SUKABUMIUPDATE.com - Penemuan mayat laki-laki menggegerkan warga Kampung Bantarbadak RT 05/04, Desa Pamuruyan, Kecamatan Cibadak, Kabupaten Sukabumi, pada Minggu (15/3/2026) malam. Jasadnya ditemukan di bak air kamar mandi di sebuah rumah kosong yang dimanfaatkan oleh Badan Usaha Milik Desa (BUMDes).
Berdasarkan penuturan warga, sebelum mayat ditemukan sempat terdengar adanya keributan dari bangunan tersebut. Ketua RW 04 Desa Pamuruyan, Solah mengatakan, dirinya kemudian menerima laporan dari Ketua RT 05/04 setelah selesai melaksanakan salat tarawih. Pada saat itu, warga mendengar suara seperti orang mengamuk dari dalam bangunan.
“Pas lagi beres salat tarawih, Ketua RT laporan di lokasi itu katanya ada suara seperti orang ngamuk, mukul-mukul seng,” ujar Solah kepada Sukabumiupdate.com, Senin (16/03/2026).
Baca Juga: Temuan Mayat Laki-laki di Bak Air Gegerkan Warga Pamuruyan Sukabumi
Mendapat laporan tersebut, ia lalu bergegas langsung mendatangi lokasi. Sesaat tiba di tempat kejadian perkara (TKP), kondisi pintu rumah sudah dalam keadaan rusak. “Saya langsung ke TKP, terus masuk ke dalam. Ternyata pintu sudah pada rusak, terus langsung kita dorong sampai jebol,” katanya.
Solah kemudian memeriksa bagian dalam rumah bersama Ketua RT dan pengelola BUMDes. Saat memeriksa kamar mandi, mereka menemukan sesosok mayat laki-laki di dalam bak air.
“Pas ke kamar mandi sama Pak RT sama pengelola BUMDes, ternyata ada mayat di dalam bak,” ucapnya.
Saat ditemukan, posisi tubuh korban kepala berada di bawah dan kaki di atas membuat wajahnya belum dapat dikenali. “Sosok mayat belum dikenali karena posisi kepala masih di bawah dan kaki di atas, jadi mukanya belum kelihatan,” katanya.
Dikonfirmasi terpisah, Kepala Desa Pamuruyan, Ujang Sarip Hidayat menjelaskan bangunan tersebut awalnya merupakan rumah kosong yang sekitar enam bulan lalu dimanfaatkan oleh BUMDes sebagai tempat usaha milik desa.
“Ini bangunan kosong awalnya, terus dimanfaatkan oleh BUMDes sebagai usaha milik desa sekitar enam bulan yang lalu,” ujarnya.
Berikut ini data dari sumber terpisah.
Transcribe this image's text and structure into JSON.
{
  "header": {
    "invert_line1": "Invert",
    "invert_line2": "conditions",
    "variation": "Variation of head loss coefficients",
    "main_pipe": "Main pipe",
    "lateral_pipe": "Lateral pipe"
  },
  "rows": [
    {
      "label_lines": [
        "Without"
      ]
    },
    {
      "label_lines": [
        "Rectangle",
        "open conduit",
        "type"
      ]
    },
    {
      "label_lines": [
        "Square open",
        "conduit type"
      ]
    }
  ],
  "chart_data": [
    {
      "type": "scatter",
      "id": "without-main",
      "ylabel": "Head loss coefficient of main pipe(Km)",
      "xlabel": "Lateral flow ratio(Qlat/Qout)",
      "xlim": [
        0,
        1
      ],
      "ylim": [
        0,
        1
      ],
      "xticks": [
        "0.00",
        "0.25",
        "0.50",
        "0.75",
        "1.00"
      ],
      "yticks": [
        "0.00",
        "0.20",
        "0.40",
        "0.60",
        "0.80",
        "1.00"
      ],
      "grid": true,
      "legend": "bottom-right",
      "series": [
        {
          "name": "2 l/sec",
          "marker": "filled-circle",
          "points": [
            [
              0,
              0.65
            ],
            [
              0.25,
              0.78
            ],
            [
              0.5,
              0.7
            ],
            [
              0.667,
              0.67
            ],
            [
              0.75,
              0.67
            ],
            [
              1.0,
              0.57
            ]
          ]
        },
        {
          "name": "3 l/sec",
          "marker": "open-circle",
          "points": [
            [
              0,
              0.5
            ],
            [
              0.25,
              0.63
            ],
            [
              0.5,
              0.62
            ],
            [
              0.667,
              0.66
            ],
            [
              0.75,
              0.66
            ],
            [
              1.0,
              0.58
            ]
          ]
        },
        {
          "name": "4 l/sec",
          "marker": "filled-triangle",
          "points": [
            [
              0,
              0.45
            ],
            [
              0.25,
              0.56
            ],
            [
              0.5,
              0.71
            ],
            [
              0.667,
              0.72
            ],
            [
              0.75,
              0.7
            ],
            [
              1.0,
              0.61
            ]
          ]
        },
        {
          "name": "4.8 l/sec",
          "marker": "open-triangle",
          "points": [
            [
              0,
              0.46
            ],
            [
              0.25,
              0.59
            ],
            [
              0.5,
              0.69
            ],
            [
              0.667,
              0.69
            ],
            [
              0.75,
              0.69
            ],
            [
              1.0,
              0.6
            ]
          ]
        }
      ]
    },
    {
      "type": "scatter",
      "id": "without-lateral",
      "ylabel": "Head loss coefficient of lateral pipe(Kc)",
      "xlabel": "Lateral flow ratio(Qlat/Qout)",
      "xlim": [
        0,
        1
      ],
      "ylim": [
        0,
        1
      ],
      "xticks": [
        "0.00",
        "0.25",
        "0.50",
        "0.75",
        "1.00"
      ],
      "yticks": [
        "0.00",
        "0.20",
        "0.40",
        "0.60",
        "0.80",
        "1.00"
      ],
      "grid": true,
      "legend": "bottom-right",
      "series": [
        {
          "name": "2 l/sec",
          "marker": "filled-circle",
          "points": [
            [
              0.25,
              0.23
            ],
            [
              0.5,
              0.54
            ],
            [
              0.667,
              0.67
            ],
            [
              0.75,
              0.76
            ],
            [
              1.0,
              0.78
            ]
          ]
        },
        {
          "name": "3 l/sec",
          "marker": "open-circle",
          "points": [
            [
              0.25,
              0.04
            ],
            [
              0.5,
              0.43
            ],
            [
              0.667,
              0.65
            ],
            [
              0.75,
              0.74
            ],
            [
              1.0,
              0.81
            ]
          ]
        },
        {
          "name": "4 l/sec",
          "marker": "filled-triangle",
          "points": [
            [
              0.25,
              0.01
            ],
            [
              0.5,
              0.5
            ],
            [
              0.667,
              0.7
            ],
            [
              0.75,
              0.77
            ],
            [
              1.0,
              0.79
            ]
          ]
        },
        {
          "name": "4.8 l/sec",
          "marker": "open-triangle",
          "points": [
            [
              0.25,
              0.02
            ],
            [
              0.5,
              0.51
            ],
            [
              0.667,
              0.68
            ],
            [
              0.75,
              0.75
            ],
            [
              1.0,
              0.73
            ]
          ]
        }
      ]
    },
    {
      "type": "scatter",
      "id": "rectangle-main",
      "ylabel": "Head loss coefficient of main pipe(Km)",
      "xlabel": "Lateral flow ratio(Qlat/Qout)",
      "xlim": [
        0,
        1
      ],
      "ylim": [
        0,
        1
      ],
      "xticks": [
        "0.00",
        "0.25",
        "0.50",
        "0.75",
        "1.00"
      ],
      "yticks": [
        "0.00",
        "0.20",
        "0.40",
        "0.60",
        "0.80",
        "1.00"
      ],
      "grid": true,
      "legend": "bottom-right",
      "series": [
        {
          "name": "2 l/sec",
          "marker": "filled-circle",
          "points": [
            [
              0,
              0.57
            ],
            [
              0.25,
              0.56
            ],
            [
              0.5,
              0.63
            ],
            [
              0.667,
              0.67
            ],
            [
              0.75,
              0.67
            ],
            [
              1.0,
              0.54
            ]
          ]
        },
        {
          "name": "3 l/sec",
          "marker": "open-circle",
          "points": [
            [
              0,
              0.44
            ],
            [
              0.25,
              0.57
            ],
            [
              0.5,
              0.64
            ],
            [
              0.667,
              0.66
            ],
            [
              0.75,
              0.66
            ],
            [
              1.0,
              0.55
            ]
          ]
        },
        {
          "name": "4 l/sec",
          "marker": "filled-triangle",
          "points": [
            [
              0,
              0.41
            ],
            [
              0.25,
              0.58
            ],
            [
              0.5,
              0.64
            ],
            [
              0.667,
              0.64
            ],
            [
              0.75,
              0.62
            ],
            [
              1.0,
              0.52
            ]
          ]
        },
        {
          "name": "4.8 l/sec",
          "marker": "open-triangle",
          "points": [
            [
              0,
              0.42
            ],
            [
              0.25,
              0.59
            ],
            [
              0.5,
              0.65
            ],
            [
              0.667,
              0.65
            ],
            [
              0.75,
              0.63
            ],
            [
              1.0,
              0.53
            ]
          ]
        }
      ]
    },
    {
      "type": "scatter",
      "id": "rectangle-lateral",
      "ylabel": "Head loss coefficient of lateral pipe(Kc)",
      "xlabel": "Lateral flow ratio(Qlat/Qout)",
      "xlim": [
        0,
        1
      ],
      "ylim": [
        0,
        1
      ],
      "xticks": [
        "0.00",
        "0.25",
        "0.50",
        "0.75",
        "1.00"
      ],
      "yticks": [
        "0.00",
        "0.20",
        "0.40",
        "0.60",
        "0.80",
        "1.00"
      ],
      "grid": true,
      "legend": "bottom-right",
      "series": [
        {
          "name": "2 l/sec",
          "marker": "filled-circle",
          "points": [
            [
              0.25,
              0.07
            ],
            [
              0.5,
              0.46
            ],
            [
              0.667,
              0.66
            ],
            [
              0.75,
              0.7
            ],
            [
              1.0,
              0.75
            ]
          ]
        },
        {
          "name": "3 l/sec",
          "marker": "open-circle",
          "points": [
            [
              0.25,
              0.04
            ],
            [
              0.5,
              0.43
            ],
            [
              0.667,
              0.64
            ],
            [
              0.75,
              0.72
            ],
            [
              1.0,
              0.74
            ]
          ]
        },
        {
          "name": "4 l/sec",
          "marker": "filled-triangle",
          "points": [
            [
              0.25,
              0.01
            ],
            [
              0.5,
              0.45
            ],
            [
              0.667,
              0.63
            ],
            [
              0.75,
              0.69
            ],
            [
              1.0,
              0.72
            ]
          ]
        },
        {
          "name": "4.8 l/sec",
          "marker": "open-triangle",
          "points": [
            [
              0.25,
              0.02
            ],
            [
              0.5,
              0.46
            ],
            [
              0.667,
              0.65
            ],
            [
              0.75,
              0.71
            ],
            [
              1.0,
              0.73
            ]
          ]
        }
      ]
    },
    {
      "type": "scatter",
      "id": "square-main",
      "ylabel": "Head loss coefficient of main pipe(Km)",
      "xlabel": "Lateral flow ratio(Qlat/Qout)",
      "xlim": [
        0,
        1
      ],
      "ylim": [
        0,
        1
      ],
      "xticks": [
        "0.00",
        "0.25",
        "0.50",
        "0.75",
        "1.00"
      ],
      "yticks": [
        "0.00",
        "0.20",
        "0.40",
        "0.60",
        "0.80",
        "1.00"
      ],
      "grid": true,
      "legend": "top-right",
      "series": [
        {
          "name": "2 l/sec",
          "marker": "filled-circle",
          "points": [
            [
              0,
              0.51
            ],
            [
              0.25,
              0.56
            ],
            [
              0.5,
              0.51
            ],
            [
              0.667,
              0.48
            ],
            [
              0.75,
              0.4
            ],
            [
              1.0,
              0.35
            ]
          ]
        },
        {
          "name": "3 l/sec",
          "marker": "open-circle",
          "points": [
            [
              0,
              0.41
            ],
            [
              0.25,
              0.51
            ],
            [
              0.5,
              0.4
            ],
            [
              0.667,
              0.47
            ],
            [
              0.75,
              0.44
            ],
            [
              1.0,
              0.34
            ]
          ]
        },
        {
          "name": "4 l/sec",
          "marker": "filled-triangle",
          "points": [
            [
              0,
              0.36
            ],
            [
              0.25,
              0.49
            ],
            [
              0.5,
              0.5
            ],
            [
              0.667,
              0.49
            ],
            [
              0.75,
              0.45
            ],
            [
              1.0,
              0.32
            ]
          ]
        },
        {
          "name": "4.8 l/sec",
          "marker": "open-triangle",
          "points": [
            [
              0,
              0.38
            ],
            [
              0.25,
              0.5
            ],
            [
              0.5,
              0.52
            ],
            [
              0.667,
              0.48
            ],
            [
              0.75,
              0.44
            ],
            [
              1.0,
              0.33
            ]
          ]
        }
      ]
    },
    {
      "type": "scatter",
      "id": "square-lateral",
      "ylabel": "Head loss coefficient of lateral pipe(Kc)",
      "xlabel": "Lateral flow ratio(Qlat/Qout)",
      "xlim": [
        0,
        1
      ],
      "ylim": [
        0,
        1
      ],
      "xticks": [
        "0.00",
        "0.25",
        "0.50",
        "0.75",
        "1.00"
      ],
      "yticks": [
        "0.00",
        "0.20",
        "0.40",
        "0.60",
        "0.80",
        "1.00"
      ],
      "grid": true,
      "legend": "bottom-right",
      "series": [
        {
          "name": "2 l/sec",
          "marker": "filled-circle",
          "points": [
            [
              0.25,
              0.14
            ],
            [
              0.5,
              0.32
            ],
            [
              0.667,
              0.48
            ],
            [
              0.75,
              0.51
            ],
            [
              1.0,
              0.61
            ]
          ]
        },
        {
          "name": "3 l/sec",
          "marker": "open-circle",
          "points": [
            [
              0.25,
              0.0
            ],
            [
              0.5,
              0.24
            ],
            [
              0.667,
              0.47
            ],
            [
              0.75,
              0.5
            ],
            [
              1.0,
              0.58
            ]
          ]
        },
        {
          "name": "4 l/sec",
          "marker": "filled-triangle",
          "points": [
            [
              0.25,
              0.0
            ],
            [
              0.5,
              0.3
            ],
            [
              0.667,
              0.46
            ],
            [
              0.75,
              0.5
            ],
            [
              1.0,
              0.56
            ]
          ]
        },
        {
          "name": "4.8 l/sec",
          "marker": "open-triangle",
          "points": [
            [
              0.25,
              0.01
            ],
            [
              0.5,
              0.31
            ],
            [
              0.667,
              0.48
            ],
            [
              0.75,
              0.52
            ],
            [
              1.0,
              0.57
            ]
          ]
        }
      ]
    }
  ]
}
Menurutnya, lokasi tersebut rencananya digunakan untuk kegiatan usaha desa, termasuk budidaya ikan lele.
Baca Juga: Kajian Terbaru Ungkap Sesar Cisokan, Segmentasi Baru dalam Sistem Sesar Cimandiri
Ia juga menyebutkan laporan awal yang diterima menyebutkan adanya seseorang yang sempat mengamuk dan merusak bangunan sebelum mayat ditemukan.
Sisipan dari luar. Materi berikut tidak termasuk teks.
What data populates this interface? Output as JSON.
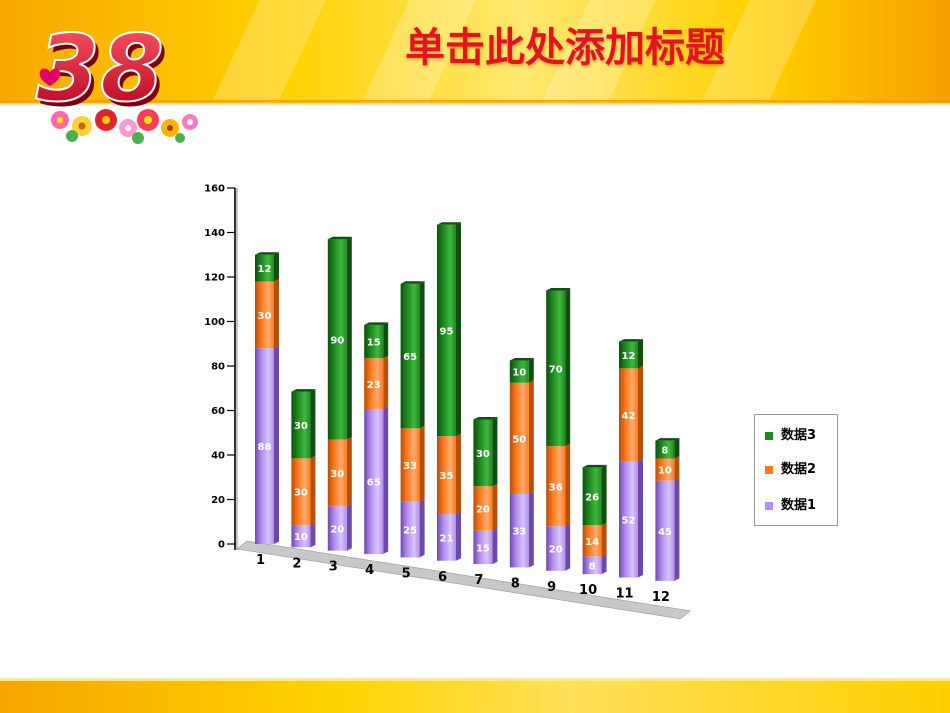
{
  "slide": {
    "title": "单击此处添加标题",
    "logo_text": "38"
  },
  "colors": {
    "series1": "#b48ef0",
    "series2": "#ff7a1e",
    "series3": "#1f8a1f",
    "title": "#e4141e"
  },
  "chart_data": {
    "type": "bar",
    "stacked": true,
    "three_d": true,
    "categories": [
      "1",
      "2",
      "3",
      "4",
      "5",
      "6",
      "7",
      "8",
      "9",
      "10",
      "11",
      "12"
    ],
    "series": [
      {
        "name": "数据1",
        "values": [
          88,
          10,
          20,
          65,
          25,
          21,
          15,
          33,
          20,
          8,
          52,
          45
        ]
      },
      {
        "name": "数据2",
        "values": [
          30,
          30,
          30,
          23,
          33,
          35,
          20,
          50,
          36,
          14,
          42,
          10
        ]
      },
      {
        "name": "数据3",
        "values": [
          12,
          30,
          90,
          15,
          65,
          95,
          30,
          10,
          70,
          26,
          12,
          8
        ]
      }
    ],
    "ylim": [
      0,
      160
    ],
    "yticks": [
      "0",
      "20",
      "40",
      "60",
      "80",
      "100",
      "120",
      "140",
      "160"
    ],
    "legend": [
      "数据3",
      "数据2",
      "数据1"
    ],
    "legend_position": "right"
  }
}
“Tiba-tiba ada laporan dari Pak RW bahwa ada orang sempat ngamuk-ngamuk, katanya ngerusak, dan dilihat ada mayat di dalam,” katanya.
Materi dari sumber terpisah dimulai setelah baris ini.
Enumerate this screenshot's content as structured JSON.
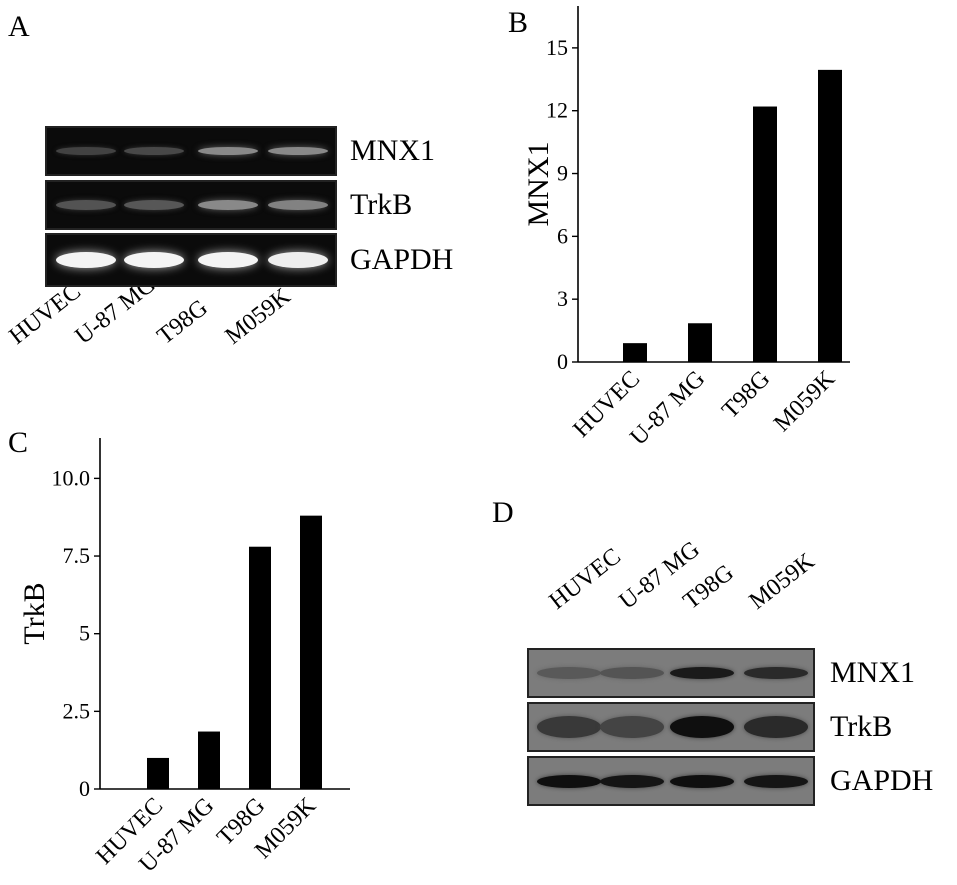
{
  "panels": {
    "a": {
      "letter": "A"
    },
    "b": {
      "letter": "B"
    },
    "c": {
      "letter": "C"
    },
    "d": {
      "letter": "D"
    }
  },
  "gel_a": {
    "lanes": [
      "HUVEC",
      "U-87 MG",
      "T98G",
      "M059K"
    ],
    "rows": [
      {
        "label": "MNX1",
        "intensity": [
          0.12,
          0.15,
          0.45,
          0.45
        ]
      },
      {
        "label": "TrkB",
        "intensity": [
          0.2,
          0.22,
          0.45,
          0.42
        ]
      },
      {
        "label": "GAPDH",
        "intensity": [
          0.95,
          0.95,
          0.95,
          0.92
        ]
      }
    ]
  },
  "blot_d": {
    "lanes": [
      "HUVEC",
      "U-87 MG",
      "T98G",
      "M059K"
    ],
    "rows": [
      {
        "label": "MNX1",
        "intensity": [
          0.25,
          0.3,
          0.85,
          0.7
        ]
      },
      {
        "label": "TrkB",
        "intensity": [
          0.55,
          0.45,
          0.95,
          0.7
        ]
      },
      {
        "label": "GAPDH",
        "intensity": [
          0.95,
          0.9,
          0.95,
          0.9
        ]
      }
    ]
  },
  "chart_data": [
    {
      "panel": "B",
      "type": "bar",
      "categories": [
        "HUVEC",
        "U-87 MG",
        "T98G",
        "M059K"
      ],
      "values": [
        0.9,
        1.85,
        12.2,
        13.95
      ],
      "title": "",
      "xlabel": "",
      "ylabel": "MNX1",
      "ylim": [
        0,
        17
      ],
      "yticks": [
        0,
        3,
        6,
        9,
        12,
        15
      ],
      "ytick_labels": [
        "0",
        "3",
        "6",
        "9",
        "12",
        "15"
      ],
      "grid": false,
      "bar_color": "#000000"
    },
    {
      "panel": "C",
      "type": "bar",
      "categories": [
        "HUVEC",
        "U-87 MG",
        "T98G",
        "M059K"
      ],
      "values": [
        1.0,
        1.85,
        7.8,
        8.8
      ],
      "title": "",
      "xlabel": "",
      "ylabel": "TrkB",
      "ylim": [
        0,
        11.3
      ],
      "yticks": [
        0,
        2.5,
        5,
        7.5,
        10
      ],
      "ytick_labels": [
        "0",
        "2.5",
        "5",
        "7.5",
        "10.0"
      ],
      "grid": false,
      "bar_color": "#000000"
    }
  ]
}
Namun hingga saat ini identitas korban belum diketahui dan belum ada warga yang melaporkan kehilangan anggota keluarga.
Sementara itu, pengelola usaha BUMDes, Ifan Muhrijat mengatakan dirinya datang ke lokasi setelah menerima informasi terkait kondisi pintu rumah yang terbuka. “Kami cek lewat samping ternyata pintu terbuka. Kami masuk berdua karena khawatir ada orang,” ujarnya.
Saat memeriksa bagian dalam hingga kamar mandi, mereka menemukan korban sudah berada di dalam bak air dan langsung melaporkan kejadian tersebut kepada Ketua RW.
“Kami cek ke atas, ternyata korban sudah berada di dalam bak mandi. Langsung lapor ke RW dan Pak RW langsung ke polisi,” katanya. Hingga kini kasus temuan mayat tersebut masih dalam penanganan pihak kepolisian.